Friday, June 16, 2006

U.S. housing boom is biggest since 1890

By Amy Hoak, MarketWatch

CHICAGO (MarketWatch) -- The recent housing boom is the biggest the United States has ever seen, but its underlying reasons may have been psychological, economist Robert J. Shiller said on Friday. New data also suggest the market might be at the end of a cycle, he added.
The only time since 1890 that compares to the recent residential real estate market is just after World War II, the Yale University professor said during a presentation on U.S. home prices, held at Standard & Poor's in New York and broadcast to journalists on the Web.

"After World War II, the soldiers came back and they wanted houses and started the baby boom. And when you had babies, you wanted houses with at least two bedrooms -- and that wasn't so common back then. They went on a buying spree and it pushed home prices up," he said.

The recent boom, however, doesn't have the same fundamental variables causing prices to soar, he said, adding that variation in such things as building costs, population and interest rates doesn't adequately explain the reason for the housing boom.

"I don't see why home prices should be shooting up that strongly," Shiller said, adding that speculation may have played a role. "It's a sign of concern."

Shiller was co-author of "Irrational Exuberance," a book that chronicled the stock-market bubble of the late 1990s. He also co-developed the S&P/Case Shiller Home Price Indices, designed to measure the average change in U.S. home prices. The indexes are based on 10 cities -- Boston, Miami, New York, San Diego, San Francisco, Washington, D.C., Chicago, Denver, Las Vegas and Los Angeles -- and are now the basis of new futures and options trading at the Chicago Mercantile Exchange.

Within that index, Shiller has noticed a short-term trend of cooling home prices that could signal an end to the cycle of steep appreciation increases. Investing in the index could help homeowners hedge against price fluctuations in their homes, he said.

Shiller said he is not allowed to invest in home price index futures.

During a question-and-answer session, he said that the stabilization of home prices could also have some effect on consumers' means of gaining equity. Low interest rates inspired people to refinance their homes, and the increasing value of their houses allowed them to pad their pockets with spending money; consumers will now have to turn to other means for financing, including credit, he said.

Wednesday, June 07, 2006

Wall Street finally goes bearish on housing (about time!)

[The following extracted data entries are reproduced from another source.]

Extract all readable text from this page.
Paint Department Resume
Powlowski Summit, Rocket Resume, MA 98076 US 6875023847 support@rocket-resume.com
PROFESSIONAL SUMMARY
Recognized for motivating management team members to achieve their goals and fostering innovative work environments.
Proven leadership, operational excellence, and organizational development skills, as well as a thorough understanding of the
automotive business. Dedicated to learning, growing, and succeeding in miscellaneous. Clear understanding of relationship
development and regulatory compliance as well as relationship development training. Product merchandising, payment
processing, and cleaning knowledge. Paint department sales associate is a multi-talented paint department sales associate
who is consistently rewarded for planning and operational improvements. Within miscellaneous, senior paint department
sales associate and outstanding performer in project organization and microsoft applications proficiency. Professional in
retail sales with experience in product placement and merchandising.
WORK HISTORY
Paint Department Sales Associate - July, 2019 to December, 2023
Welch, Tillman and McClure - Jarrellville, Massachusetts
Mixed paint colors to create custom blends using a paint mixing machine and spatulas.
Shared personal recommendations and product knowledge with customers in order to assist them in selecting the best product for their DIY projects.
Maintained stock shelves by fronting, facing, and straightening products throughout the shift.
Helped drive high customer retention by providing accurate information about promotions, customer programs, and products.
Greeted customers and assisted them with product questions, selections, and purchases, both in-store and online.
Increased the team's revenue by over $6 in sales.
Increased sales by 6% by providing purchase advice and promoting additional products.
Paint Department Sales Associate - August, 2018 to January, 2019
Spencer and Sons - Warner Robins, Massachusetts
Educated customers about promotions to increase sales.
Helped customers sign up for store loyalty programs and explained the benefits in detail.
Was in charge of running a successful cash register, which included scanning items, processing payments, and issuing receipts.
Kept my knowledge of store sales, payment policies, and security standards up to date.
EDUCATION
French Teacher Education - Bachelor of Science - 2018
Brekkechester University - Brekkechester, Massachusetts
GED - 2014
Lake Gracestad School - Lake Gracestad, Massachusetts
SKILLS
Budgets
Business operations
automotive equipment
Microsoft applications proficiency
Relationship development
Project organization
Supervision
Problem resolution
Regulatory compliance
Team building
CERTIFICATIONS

The stock market is now almost flat for the year with housing being one of the worst performers because of the selloff in the last few weeks.

What has surprised me is that all of the information has been mounting for a long while now. Anyone who googled 'housing bubble' over the last few years should have come up with Ben's Housing bubble blog, arguably the most convenient way to track daily housing bubble news. Ben pulls together relevant bubble commentary from respected news outlets throughout the country. I have been reading his blog daily, for over a year, and watched as the mainstream press slowly turned from (NAR spoon-fed) Bulls, to recent Bears.

Consensus is rising that the 'soft landing' scenario emitted by Bulls is in my opinion, er well Bull.. And finally some of the analysts are starting to agree. I expect more homebuilders to cut forecasts (or those who have cut, to cut them further) leading to further downgrades. Speculation in ending and the cold hard facts of fundamental affordability are beginning to return, as always.

The problem is, as goes housing, so goes the economy.

Mark Kessel of PIMCO has this very timely piece out on housing and the economy:

"Housing is a leading indicator of the overall direction of the economy. As housing slows, economic growth will surely follow. As such, we should expect to see tighter terms on credit extension, less liquid markets and a pick-up in the overall corporate default rate over time with a slowdown in the pace of economic growth. An eventual rise in the default rate, combined with higher near-term volatility, should lead to a more challenging market environment for credit. Watch the 'for sale signs' in both the housing and corporate bond market my sense is more of both are coming as the market transitions from a mode of risk taking to that of risk aversion."
Mark does an excellent job of explaining why we are heading for a downturn. I came to a similar conclusion last year and as of January 06 moved to cash, gold, and housing shorts.

As the housing market grinds to a halt, I believe the economy will drift into recession, possibly as soon as the end of 2006. It's been one hell of a party, but there is a hangover coming. If you are long in homebuilders, you may want to rethink things.